L'esempio del pianeta Terra suggerisce che la vita complessa richiede acqua allo stato liquido, quindi i pianeti adatti alla vita devono orbitare ad una distanza appropriata. Questo concetto è alla base della definizione di zona abitabile o principio di Goldilocks (da cui proviene il termine Pianeta Goldilocks),[11] che possiede la forma di un anello attorno alla stella centrale. Se un pianeta orbita ad una distanza troppo ridotta o troppo elevata, la temperatura superficiale è incompatibile con lo stato liquido dell'acqua (anche se potrebbe essere presente acqua liquida sottosuperficiale, come viene ipotizzato per Europa[12]). Kasting et al (1993) stimano che la zona abitabile per il sistema solare si estenda da 0,95 UA fino a 1,15 UA di distanza dal Sole.[13]

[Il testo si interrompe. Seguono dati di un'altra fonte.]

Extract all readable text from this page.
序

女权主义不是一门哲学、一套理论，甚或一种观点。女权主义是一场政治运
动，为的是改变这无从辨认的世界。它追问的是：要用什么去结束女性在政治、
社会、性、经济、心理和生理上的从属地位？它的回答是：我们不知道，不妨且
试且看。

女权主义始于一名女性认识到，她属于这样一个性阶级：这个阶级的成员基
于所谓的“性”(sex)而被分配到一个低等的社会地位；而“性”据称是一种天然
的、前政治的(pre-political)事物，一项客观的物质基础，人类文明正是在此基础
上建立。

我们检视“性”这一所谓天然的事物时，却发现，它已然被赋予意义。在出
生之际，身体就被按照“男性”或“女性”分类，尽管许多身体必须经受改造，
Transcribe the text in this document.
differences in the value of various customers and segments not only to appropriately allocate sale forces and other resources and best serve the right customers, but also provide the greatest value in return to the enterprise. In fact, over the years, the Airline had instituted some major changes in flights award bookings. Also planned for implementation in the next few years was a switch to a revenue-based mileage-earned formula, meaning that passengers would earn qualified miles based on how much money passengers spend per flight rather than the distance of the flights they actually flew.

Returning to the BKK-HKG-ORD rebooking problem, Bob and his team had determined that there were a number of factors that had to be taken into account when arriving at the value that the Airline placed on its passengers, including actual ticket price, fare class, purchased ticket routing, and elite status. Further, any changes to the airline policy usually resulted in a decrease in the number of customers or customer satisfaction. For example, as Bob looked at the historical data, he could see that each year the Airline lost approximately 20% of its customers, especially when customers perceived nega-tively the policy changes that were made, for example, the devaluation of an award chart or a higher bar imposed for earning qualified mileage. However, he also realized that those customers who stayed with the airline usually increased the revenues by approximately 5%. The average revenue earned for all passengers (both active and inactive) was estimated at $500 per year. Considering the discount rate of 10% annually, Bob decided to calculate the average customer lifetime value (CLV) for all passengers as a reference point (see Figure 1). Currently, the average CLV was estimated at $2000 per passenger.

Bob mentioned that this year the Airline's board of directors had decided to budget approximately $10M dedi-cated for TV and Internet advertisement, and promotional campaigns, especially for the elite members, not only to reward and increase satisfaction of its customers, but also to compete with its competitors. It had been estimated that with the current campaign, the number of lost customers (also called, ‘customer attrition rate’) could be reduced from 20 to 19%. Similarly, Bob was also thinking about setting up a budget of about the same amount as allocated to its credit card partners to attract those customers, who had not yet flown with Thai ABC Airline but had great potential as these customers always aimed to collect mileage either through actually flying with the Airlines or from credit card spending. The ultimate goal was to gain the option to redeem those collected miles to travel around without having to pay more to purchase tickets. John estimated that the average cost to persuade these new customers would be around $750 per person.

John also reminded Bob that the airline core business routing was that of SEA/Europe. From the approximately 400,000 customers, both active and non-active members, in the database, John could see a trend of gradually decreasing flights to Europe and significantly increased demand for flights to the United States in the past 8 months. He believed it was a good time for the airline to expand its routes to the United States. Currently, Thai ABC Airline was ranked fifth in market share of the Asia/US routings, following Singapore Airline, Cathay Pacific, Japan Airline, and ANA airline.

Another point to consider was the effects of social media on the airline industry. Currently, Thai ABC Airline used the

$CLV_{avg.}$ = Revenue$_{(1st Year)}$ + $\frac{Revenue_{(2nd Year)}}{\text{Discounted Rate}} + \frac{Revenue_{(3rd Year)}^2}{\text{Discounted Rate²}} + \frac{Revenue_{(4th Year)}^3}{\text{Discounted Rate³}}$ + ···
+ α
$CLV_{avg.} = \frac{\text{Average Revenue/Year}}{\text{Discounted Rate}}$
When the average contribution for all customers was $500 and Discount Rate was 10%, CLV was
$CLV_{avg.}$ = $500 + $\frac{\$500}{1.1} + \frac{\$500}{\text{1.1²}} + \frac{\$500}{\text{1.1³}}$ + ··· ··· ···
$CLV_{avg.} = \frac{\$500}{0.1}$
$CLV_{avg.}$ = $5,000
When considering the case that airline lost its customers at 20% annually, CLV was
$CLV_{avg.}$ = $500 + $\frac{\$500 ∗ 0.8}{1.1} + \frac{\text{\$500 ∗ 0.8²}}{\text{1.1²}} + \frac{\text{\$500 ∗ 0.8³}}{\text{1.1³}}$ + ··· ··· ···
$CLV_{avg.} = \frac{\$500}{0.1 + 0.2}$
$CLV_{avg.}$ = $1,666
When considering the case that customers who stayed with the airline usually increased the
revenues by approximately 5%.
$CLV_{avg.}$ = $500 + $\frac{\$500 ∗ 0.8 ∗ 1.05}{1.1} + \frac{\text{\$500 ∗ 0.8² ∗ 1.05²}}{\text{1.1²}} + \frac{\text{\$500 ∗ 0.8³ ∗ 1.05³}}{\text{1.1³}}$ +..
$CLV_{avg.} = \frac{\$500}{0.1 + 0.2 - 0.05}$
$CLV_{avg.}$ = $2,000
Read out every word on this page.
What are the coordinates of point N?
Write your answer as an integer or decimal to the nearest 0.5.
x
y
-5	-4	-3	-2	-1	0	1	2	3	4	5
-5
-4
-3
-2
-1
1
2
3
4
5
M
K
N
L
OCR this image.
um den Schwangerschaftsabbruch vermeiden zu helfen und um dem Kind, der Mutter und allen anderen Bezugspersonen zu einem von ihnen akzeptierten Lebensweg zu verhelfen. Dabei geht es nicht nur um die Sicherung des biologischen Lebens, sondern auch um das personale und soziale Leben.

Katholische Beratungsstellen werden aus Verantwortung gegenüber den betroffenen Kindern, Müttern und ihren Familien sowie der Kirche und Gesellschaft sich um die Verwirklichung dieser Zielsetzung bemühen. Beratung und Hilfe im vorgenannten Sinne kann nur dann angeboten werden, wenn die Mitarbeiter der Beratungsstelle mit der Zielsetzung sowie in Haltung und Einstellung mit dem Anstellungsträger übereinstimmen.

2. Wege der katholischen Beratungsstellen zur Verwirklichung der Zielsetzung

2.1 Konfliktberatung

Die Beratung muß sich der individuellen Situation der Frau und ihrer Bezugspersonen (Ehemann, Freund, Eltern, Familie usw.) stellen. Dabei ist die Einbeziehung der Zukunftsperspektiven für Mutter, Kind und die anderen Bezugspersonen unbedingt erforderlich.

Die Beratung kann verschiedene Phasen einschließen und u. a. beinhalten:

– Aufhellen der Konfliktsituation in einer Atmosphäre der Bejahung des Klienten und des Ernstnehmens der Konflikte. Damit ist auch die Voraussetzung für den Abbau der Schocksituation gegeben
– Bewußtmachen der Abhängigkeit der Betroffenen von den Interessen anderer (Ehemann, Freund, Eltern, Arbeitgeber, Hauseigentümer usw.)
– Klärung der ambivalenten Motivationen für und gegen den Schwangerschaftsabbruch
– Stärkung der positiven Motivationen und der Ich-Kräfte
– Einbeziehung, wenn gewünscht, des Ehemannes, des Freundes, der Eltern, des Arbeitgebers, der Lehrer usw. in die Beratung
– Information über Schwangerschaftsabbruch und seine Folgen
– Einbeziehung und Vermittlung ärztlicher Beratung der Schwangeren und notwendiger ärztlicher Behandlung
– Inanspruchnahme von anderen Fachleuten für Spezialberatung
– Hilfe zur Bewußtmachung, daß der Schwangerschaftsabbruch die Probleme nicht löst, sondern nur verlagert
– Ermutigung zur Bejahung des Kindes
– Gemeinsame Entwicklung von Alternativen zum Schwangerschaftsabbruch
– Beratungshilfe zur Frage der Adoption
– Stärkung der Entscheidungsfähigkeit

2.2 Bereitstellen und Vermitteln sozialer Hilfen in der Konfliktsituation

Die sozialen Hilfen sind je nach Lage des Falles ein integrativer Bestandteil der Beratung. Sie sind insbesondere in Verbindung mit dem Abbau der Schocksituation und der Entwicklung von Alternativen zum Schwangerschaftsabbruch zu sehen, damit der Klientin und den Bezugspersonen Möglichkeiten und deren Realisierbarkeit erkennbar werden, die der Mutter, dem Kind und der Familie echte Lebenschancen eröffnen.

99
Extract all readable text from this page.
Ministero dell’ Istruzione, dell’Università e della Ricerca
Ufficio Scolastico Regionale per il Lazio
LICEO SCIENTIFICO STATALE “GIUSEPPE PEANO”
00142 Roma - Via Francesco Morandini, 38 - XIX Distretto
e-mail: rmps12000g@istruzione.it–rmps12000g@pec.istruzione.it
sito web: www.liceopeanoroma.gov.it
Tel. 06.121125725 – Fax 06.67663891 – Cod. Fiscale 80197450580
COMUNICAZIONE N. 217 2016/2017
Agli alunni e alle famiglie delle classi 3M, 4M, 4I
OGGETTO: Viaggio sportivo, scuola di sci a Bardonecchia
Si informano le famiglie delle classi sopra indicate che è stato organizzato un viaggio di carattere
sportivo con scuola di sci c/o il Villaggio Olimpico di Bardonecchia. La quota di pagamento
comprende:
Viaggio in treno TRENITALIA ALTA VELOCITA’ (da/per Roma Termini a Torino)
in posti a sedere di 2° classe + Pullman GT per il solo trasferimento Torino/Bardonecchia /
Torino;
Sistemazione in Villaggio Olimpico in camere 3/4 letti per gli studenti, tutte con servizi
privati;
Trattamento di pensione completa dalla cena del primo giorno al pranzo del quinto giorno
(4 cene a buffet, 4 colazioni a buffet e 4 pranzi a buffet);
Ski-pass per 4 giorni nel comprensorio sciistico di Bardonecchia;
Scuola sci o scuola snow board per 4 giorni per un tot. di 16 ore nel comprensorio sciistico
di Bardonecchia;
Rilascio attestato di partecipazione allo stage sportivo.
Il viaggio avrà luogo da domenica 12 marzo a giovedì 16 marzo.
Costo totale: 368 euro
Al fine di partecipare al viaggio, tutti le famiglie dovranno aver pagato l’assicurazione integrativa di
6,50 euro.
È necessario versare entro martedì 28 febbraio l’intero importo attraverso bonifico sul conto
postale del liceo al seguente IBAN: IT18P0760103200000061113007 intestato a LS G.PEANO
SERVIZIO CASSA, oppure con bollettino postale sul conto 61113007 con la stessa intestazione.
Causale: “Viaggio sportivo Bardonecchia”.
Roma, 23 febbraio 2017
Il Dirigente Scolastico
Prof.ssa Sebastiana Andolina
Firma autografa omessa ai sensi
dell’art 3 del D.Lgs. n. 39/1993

La zona abitabile varia a seconda del tipo e dell'età della stella centrale: nel caso di una stella appartenente alla sequenza principale, la zona si sposta molto lentamente nel tempo fino a quando la stella diventa una nana bianca. Da questo momento in poi la zona abitabile scompare. Inoltre la zona abitabile è strettamente correlata con l'effetto serra creato dall'anidride carbonica atmosferica (CO2).

Si presume che una stella debba avere dei pianeti rocciosi nella sua zona abitabile. Nonostante la regione sia più ampia nel caso di stelle più calde, come Sirio o Vega, si presentano due problemi:

  1. i pianeti si formano a distanza troppo ravvicinata per trovarsi in questa regione abitabile. Anche se questo non impedisce la formazione della vita in eventuali satelliti naturali di giganti gassosi, le emissioni ultraviolette ionizzerebbero qualunque atmosfera planetaria.
  2. le stelle calde, come detto sopra, hanno un periodo di esistenza minore e possono diventare giganti rosse in un miliardo di anni. Questo periodo, breve da un punto di vista astronomico, non è ritenuto sufficiente per l'evoluzione di vita in forme avanzate.

Queste considerazioni portano ad escludere le stelle massicce dai tipi F6 al tipo O (vedere la classificazione stellare).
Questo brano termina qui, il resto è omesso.